A new algorithm created at A*STAR allows scientists to track the trajectories of different cell lineages on the basis of their gene activity at the individual cell level. The tool, dubbed Mpath, should help reveal new insights into disease states and offer a way to see how drugs are working.
“For the academic research community, Mpath can be used to infer pathways and key regulators of cellular development and differentiation,” says Jinmiao Chen, a computational biologist at the A*STAR Singapore Immunology Network who led the algorithm’s development. “And for pharmaceutical companies, when a drug is tested with different dosages or at different time points, Mpath can be used to map the kinetics of drug response.”

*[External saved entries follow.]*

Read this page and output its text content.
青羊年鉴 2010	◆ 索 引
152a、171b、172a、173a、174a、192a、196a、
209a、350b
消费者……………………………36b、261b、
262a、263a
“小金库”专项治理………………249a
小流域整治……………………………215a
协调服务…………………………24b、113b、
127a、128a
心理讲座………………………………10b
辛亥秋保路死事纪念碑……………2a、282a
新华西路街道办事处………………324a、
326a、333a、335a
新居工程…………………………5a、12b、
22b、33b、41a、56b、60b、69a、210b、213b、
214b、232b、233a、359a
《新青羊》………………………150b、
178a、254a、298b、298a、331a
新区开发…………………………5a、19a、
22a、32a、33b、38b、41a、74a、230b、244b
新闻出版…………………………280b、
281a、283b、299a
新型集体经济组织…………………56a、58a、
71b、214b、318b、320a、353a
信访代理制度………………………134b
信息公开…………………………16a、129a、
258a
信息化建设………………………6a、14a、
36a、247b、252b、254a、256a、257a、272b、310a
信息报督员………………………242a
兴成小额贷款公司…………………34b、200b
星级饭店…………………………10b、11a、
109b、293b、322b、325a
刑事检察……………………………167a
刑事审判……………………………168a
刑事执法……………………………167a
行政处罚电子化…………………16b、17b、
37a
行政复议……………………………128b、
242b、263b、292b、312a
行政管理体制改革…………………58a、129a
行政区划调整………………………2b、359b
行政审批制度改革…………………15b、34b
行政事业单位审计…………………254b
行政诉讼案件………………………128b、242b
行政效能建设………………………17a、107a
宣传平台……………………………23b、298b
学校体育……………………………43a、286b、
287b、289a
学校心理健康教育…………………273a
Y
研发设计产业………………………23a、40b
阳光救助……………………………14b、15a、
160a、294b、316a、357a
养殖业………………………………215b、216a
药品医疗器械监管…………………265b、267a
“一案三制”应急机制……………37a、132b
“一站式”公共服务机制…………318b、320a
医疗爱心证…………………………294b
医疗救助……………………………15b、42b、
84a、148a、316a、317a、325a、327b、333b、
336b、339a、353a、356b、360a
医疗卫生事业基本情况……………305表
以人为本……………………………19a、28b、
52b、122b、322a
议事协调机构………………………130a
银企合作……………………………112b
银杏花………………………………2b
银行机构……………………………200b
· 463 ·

The latest RNA sequencing technologies allows researchers to analyze gene expression profiles with unprecedented single-cell resolution. But it was still a challenge to connect the dots between which individual cells gave rise to one another. Enter Mpath.
Mpath takes in gene expression information to infer the progression of cells from their progenitor state. It does not require data on huge numbers of cells or at different time points, rather it works with single-cell data from a variety of different sequencing technologies, and can construct both linear and branching differentiation pathways.
To demonstrate the algorithm’s usefulness, Chen and her colleagues used Mpath to trace the development of mouse dendritic cells, a type of white blood cell involved in mounting immune responses against pathogens. By analyzing single-cell RNA, the tool exposed the timing of the branching event from precursor cells into the two functionally distinct lineages of dendritic cell and uncovered two novel regulators of cell fate — all of which was validated with wet lab experiments.
The researchers also considered the process of human muscle cell development, demonstrating the intricate crosstalk between muscle and non-muscle cell lineages and revealing seven waves of gene expression changes during differentiation. According to Chen, “Mpath can be used to trace lineages of any cell type.” For example, one could extend the method to study “how cancer cells have progressed from benign to malignant, as well as which genes are driving the progression,” she says.
Chen and her colleagues are now working on an enhanced version of the algorithm called Mtree, which would allow the simultaneous analysis of two or more independent development pathways, such as in the brain where different immune lineages are distinct from other tissues.